46. Doğumgünüm ve bu satırbaşını sevmediğim Ankara'dan uzakta geçirmek istediğim için İzmir'deki aile evine geldim. Herşey hep olduğu gibi, ama hiçbirşey eskisi gibi değil.
Keşke duvarların, eşyaların, nesnelerin ve fotoğrafların hasreti çekilen ve yeniden yaşanmak istenen anıları kaydeden bir belleği olsa da, onlara yaslandığımız / onlara dokunduğumuz zaman birer birer dillenip, anlatıverseler... Bu sabah salon sessizdi, yemek masasının üstünde çiçekler, babacığımın hazırladığı kahvaltı sofrası, hediye paketleri ve her zaman en güzeli seçilen pastam yoktu. Ne kucaklaşmalar, ne anneciğimin o içi içine sığmayan coşkusu, ne öpücükler, ne konuşmalar, ne sıcak simitlerin, ne demli çayın kokusu; sadece dede evinden gelen duvar saatinin ağırbaşlı tik takları...

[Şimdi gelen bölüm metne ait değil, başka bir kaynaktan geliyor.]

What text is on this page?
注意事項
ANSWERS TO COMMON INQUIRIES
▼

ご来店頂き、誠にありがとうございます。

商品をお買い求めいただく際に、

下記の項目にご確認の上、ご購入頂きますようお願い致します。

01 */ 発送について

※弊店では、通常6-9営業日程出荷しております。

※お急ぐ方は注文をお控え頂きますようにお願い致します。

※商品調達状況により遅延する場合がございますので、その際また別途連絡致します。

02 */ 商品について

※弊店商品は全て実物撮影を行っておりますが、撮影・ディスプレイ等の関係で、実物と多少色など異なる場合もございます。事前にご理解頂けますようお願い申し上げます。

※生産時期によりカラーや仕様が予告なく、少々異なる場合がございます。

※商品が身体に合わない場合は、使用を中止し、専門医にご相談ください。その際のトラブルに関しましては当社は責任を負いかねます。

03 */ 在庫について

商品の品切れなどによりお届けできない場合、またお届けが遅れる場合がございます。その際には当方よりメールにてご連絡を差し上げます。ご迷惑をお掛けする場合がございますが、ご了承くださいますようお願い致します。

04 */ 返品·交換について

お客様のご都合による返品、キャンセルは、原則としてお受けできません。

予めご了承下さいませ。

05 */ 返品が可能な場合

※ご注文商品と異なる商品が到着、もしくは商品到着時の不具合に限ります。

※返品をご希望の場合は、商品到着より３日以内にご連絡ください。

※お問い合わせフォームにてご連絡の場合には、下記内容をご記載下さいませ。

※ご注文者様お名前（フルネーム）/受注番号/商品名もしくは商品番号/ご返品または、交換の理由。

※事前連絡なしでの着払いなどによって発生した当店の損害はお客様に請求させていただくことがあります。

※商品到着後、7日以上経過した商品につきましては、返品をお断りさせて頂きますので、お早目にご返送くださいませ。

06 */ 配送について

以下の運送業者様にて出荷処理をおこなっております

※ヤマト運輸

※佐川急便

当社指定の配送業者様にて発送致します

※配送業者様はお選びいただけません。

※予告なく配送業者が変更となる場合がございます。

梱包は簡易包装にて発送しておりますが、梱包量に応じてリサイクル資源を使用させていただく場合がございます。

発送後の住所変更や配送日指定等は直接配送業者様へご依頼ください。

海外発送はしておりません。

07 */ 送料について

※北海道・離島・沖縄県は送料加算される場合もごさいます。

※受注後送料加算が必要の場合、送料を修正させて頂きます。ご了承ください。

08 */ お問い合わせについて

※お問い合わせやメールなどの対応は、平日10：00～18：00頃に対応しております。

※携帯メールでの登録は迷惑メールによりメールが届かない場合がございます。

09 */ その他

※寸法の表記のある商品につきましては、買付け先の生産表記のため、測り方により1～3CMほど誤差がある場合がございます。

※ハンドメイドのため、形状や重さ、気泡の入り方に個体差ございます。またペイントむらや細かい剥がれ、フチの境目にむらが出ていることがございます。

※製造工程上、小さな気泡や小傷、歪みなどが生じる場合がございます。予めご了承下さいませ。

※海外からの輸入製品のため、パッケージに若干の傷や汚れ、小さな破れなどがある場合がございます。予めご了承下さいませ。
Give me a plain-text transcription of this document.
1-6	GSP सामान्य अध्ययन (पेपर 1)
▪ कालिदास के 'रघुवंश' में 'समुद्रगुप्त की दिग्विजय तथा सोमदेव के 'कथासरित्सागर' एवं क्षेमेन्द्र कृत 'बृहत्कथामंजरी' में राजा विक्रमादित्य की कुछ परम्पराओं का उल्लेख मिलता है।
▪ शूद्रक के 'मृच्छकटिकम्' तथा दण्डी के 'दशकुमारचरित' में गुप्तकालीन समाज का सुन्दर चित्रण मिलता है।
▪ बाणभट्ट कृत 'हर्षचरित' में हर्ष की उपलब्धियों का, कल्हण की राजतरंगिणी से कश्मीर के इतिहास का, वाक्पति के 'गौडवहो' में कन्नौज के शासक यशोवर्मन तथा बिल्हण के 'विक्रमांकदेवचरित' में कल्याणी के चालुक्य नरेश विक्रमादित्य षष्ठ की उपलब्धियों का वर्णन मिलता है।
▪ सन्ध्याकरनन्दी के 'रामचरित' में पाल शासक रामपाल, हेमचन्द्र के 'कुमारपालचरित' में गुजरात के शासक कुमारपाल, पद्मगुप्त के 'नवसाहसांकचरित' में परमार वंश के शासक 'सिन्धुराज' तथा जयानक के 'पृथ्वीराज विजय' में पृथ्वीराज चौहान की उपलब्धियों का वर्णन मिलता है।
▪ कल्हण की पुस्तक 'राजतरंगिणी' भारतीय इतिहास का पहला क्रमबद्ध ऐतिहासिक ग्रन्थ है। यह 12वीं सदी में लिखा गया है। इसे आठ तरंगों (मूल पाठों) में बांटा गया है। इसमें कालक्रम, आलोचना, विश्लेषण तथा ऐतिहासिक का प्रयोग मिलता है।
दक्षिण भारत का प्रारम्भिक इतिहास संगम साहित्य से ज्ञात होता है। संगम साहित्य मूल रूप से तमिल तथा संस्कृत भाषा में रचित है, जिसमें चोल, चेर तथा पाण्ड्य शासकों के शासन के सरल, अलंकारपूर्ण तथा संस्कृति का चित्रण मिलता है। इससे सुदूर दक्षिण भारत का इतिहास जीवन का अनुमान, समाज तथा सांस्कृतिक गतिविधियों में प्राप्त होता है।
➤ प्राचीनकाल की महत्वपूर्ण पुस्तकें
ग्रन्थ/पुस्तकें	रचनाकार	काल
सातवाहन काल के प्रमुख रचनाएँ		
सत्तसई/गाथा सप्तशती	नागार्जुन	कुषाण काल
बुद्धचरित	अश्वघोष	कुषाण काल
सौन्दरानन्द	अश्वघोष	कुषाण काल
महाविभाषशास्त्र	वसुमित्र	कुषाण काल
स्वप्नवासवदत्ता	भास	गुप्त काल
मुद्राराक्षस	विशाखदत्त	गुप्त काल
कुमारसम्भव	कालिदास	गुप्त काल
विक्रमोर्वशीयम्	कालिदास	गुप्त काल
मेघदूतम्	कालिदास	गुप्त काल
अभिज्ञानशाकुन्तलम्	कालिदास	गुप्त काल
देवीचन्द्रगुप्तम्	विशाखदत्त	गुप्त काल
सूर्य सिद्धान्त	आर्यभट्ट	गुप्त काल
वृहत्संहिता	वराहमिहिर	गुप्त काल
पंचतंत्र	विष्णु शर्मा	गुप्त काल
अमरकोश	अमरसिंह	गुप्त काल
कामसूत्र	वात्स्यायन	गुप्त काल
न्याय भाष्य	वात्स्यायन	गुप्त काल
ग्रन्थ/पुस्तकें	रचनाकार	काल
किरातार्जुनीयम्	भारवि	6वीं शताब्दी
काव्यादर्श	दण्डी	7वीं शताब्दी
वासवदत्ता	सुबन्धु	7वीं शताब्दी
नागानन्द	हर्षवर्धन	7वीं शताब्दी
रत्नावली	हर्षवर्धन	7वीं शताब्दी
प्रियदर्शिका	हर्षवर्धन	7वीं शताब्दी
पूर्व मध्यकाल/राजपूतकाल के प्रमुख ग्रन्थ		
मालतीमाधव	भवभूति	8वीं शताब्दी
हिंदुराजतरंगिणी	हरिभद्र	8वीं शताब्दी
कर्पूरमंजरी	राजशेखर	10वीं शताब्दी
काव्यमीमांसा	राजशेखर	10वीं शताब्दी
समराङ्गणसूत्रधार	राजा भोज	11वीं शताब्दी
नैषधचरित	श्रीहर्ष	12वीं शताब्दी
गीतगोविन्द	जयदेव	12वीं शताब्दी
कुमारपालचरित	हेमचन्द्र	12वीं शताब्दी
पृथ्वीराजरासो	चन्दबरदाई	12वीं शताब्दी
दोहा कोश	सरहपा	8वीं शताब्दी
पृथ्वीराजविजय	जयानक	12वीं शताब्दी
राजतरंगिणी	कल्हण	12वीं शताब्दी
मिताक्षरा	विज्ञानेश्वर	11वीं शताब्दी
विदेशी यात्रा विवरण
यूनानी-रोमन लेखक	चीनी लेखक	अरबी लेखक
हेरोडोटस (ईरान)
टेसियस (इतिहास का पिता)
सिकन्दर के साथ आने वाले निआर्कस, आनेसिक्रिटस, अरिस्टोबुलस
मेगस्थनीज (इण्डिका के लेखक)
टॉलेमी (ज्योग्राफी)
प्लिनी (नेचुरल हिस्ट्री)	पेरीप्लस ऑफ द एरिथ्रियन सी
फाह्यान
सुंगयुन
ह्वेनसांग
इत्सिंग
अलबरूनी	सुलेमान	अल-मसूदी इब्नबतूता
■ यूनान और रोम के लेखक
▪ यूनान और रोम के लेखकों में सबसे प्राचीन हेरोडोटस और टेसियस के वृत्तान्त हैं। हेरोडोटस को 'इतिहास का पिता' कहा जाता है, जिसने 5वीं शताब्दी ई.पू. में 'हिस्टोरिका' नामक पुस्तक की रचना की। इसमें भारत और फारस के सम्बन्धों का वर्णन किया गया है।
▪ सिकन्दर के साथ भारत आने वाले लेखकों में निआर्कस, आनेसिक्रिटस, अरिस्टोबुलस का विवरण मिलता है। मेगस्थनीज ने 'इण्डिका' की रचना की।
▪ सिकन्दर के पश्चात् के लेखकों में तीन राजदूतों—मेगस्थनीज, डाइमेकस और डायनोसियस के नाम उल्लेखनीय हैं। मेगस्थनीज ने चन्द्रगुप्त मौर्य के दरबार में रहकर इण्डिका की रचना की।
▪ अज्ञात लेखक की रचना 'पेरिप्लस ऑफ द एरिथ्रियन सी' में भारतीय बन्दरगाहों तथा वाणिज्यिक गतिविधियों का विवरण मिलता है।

Bu sene kendime verdiğim doğumgünü hediyesi, aile evimde o harika anıları hayal ederek sessizce oturmak ve düşünmek.
Aslında her doğumgünü ömrün noktalanacağı o bilinmez güne doğru bir adım değil midir? Ve bu neden korkulacak, çekinilecek, üzülünecek bir yürüyüş olsun... Bu farkındalıkla yaşamak hem hasretini çektiğimiz sevdiklerimizin yokluğuna en büyük teselli ve hem de bu hayatın değerini bilmek ve hakkını vermek için esaslı bir uyarı bence.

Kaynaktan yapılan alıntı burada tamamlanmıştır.